[MYSQL] Hackerrank - The PADS

https://www.hackerrank.com/challenges/the-pads/problem?isFullScreen=true 

The PADS | HackerRank

문제

Generate the following two result sets:

1. Query an alphabetically ordered list of all names in OCCUPATIONS, immediately followed by the first letter of each profession as a parenthetical (i.e.: enclosed in parentheses).
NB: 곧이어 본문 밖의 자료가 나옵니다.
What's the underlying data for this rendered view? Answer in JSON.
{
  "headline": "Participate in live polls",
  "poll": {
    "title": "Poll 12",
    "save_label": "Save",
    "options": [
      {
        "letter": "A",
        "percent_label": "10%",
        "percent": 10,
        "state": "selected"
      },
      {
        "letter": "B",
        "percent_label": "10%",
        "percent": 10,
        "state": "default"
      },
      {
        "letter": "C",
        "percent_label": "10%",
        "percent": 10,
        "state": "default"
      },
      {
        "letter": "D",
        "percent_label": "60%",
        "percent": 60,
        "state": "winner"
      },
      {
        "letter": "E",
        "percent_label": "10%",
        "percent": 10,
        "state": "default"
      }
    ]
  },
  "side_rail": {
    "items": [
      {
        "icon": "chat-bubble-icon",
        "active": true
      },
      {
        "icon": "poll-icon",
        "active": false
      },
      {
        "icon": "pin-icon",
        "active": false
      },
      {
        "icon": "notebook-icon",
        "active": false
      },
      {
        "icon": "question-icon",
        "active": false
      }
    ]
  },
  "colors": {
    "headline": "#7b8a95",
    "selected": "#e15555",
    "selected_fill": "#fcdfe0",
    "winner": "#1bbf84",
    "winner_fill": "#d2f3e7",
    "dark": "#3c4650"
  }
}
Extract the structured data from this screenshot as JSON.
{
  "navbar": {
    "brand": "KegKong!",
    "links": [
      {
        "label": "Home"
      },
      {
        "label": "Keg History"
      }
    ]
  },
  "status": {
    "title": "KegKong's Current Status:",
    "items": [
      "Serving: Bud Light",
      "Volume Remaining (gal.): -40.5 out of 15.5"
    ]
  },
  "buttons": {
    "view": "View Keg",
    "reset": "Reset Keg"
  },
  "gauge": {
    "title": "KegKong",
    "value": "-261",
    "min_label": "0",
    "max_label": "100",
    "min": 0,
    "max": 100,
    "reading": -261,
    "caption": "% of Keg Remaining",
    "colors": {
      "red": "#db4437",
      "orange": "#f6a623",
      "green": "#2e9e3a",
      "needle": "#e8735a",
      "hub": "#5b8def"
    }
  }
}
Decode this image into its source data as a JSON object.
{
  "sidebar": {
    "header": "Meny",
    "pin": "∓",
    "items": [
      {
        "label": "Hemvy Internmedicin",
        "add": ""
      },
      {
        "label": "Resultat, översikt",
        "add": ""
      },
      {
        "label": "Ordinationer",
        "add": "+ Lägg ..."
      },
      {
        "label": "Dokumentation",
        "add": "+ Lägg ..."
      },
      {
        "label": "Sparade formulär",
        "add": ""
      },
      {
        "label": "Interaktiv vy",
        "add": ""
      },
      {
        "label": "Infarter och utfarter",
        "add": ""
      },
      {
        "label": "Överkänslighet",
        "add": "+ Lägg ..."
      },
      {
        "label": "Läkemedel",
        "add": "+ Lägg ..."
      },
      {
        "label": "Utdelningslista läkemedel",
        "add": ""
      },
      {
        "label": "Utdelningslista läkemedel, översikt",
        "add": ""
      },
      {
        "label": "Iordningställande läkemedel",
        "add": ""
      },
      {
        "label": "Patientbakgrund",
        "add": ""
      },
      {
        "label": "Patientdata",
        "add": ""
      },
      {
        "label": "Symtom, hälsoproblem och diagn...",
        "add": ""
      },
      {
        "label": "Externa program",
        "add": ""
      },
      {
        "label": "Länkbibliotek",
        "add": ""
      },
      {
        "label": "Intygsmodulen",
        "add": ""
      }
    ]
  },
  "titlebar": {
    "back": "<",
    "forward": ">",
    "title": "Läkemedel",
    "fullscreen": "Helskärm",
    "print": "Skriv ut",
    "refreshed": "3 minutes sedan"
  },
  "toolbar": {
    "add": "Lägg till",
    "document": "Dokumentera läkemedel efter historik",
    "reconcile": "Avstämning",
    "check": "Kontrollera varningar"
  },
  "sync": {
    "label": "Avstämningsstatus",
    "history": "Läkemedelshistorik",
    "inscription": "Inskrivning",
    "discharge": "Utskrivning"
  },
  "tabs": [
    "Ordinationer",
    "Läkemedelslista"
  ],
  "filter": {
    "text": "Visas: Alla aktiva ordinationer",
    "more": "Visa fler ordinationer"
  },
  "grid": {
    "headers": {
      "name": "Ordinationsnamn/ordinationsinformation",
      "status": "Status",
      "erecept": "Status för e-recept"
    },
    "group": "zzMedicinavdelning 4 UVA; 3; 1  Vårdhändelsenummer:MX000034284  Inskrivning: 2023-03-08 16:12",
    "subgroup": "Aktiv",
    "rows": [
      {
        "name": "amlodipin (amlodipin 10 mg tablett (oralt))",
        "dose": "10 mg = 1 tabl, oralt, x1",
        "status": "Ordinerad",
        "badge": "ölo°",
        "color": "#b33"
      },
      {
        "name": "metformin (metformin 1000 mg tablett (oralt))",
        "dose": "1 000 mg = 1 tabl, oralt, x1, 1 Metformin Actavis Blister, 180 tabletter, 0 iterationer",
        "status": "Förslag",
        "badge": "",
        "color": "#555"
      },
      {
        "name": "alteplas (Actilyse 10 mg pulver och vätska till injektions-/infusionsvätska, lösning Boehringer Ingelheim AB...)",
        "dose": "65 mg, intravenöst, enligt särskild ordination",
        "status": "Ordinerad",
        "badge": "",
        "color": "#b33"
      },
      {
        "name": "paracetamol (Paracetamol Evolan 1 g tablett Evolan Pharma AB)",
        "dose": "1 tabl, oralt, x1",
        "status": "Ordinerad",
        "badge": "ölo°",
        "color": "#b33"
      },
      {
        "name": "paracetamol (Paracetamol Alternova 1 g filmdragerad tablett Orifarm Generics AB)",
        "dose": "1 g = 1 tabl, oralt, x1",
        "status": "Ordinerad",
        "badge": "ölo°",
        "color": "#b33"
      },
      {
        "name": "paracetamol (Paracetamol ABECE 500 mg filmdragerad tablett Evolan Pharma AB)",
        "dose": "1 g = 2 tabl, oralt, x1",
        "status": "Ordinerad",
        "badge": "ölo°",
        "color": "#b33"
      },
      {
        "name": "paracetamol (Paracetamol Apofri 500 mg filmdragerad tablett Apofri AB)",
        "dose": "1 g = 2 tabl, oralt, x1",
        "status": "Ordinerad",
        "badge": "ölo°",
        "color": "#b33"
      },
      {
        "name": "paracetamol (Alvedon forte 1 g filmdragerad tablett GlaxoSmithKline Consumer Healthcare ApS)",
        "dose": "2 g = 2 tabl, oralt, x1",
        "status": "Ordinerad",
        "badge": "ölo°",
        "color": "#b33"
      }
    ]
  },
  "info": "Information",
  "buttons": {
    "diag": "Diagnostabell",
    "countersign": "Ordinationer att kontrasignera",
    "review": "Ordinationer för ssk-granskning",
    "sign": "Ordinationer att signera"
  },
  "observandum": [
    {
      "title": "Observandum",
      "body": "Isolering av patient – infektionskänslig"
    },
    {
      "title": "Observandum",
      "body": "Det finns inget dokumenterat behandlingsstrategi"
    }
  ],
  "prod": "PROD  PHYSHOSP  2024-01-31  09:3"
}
For example: AnActorName(A), ADoctorName(D), AProfessorName(P), and ASingerName(S).
2. Query the number of ocurrences of each occupation in OCCUPATIONS. Sort the occurrences in ascending order, and output them in the following format: There are a total of [occupation_count] [occupation]s.
   where [occupation_count] is the number of occurrences of an occupation in OCCUPATIONS and [occupation] is the lowercase occupation name. If more than one Occupation has the same [occupation_count], they should be ordered alphabetically.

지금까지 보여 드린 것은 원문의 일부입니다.